Chris Behan

Building with Broken APIs

https://github.com/Chris-Behan/chris-behan.github.io/blob/master/public/images/EastVillageCalgary.jpeg?raw=true Photo by Pablo Contreras

I recently wrote an essay titled Knowledge as an API, where I explored the idea of thinking about knowledge as a collection of APIs. In the essay, I define the term Knowledge API as:

"A mental model for thinking about the understanding of a specific domain as an Application Programming Interface (API). Knowledge APIs depend on and can be used by one another.

One of the talking points of the essay was the importance of trust between knowledge APIs, and how an error in a knowledge API (where error means producing an unexpected result) introduces incorrect behaviour to the system. This incorrect behaviour then propagates to all knowledge APIs that use that API. Using an analogy to software, the type of error I am talking about here is a "logic error", where the program does not crash, everything appears to be working, but the results are not what we expect. Similar to software development, the root cause of incorrect behaviour becomes more difficult to identify the further you get from the source. Unlike software development, we do not have a stack trace or debugger to help us determine the root cause of the incorrectness in our Knowledge API. Why do we need trust at all? Why can't we just verify the correctness of our knowledge API and all its dependencies before using it? I will explore the answer to this question in this essay, along with how incorrect knowledge APIs and the concept of error propagation translates to subjective domains like economics, and how you can use this mental model to better evaluate the validity of subjective domains.

Error propagation

Let's start by looking at how errors propagate among knowledge APIs.
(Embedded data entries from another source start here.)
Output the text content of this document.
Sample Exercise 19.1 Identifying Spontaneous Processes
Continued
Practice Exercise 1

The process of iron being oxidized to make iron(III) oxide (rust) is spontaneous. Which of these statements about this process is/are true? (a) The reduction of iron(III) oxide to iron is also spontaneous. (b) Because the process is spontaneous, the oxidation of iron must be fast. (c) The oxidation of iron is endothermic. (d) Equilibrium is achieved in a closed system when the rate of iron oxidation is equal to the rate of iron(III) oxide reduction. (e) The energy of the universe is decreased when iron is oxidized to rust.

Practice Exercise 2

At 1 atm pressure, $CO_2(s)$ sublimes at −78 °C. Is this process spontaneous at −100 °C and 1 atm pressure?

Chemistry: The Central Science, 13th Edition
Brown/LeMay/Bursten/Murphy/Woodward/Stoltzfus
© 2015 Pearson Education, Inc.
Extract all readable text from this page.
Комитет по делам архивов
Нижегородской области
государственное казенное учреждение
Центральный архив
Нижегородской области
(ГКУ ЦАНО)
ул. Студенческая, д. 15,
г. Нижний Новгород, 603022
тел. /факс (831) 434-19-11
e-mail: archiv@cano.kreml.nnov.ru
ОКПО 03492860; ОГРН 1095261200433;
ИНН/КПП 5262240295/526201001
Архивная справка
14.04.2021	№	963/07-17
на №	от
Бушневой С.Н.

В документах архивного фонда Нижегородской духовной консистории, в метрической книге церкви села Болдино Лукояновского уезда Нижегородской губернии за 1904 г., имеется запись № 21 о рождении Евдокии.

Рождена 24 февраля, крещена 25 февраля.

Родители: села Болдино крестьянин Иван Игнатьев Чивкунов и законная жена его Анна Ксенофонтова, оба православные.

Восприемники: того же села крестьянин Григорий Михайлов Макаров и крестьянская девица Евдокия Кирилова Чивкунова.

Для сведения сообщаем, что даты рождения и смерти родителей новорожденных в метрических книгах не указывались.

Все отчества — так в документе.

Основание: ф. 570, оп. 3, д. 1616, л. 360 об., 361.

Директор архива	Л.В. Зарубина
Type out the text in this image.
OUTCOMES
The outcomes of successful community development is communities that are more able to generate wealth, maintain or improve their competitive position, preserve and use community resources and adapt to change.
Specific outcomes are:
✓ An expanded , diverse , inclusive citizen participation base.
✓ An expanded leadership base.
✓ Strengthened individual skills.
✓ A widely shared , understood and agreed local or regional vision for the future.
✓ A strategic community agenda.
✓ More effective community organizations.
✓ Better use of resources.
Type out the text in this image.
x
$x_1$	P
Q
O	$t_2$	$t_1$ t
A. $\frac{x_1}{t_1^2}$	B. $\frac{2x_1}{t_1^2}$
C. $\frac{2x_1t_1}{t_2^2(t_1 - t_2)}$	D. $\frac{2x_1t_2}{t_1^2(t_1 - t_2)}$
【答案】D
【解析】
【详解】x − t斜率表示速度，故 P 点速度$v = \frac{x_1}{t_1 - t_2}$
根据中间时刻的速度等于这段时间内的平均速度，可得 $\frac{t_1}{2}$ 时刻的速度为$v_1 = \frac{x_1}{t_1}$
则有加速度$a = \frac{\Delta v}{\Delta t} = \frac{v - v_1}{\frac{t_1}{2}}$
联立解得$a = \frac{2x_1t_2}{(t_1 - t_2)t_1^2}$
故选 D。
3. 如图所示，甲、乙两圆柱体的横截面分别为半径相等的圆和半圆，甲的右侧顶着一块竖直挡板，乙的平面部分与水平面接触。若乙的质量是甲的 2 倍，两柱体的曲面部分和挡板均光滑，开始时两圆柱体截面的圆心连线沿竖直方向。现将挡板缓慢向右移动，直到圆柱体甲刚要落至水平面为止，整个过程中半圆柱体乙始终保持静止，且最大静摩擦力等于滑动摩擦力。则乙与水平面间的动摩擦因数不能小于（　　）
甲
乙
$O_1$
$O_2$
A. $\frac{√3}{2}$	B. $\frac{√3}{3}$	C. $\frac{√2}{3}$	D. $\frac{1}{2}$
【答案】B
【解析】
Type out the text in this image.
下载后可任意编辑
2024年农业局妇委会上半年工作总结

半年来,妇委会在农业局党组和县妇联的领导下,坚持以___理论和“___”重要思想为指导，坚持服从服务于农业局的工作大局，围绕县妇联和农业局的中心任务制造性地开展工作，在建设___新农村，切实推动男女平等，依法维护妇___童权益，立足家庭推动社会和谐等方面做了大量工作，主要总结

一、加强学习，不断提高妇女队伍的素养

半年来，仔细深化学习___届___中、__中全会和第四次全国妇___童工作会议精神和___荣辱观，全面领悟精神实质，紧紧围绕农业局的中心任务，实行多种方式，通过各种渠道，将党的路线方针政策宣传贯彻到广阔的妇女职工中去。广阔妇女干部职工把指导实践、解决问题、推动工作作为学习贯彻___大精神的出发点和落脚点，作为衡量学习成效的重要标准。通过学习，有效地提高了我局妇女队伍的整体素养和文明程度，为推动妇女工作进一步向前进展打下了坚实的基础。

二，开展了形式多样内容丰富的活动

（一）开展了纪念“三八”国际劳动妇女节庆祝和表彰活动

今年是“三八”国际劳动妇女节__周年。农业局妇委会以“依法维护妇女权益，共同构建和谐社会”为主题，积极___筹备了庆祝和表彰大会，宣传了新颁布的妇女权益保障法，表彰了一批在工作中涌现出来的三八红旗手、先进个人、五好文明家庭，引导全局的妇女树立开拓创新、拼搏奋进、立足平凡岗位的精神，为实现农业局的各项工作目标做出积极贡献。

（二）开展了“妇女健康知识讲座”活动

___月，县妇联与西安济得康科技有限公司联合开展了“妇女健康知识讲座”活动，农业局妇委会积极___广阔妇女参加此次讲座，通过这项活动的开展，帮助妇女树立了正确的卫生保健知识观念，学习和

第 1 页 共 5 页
Suppose we have a knowledge API called Arithmetic:

// Arithmetic Knowledge API

/**
Returns the sum of two numbers.
*/
function addition(a, b) {
    const c = a + b;
    if(c == 4){
        return 5;
    }
    return c;
}

/**
Multiplies two numbers and returns the result.
*/
function multiplication(a, b) {
    return a * b;
}

The Arithmetic API contains a function called addition, which advertises itself to return the sum of two numbers. The addition function does what it says it does on all inputs, except those that add up to 4, in which case it returns 5. All layers built on top of the Arithmetic API that use its addition function now run the risk of exhibiting incorrect behaviour.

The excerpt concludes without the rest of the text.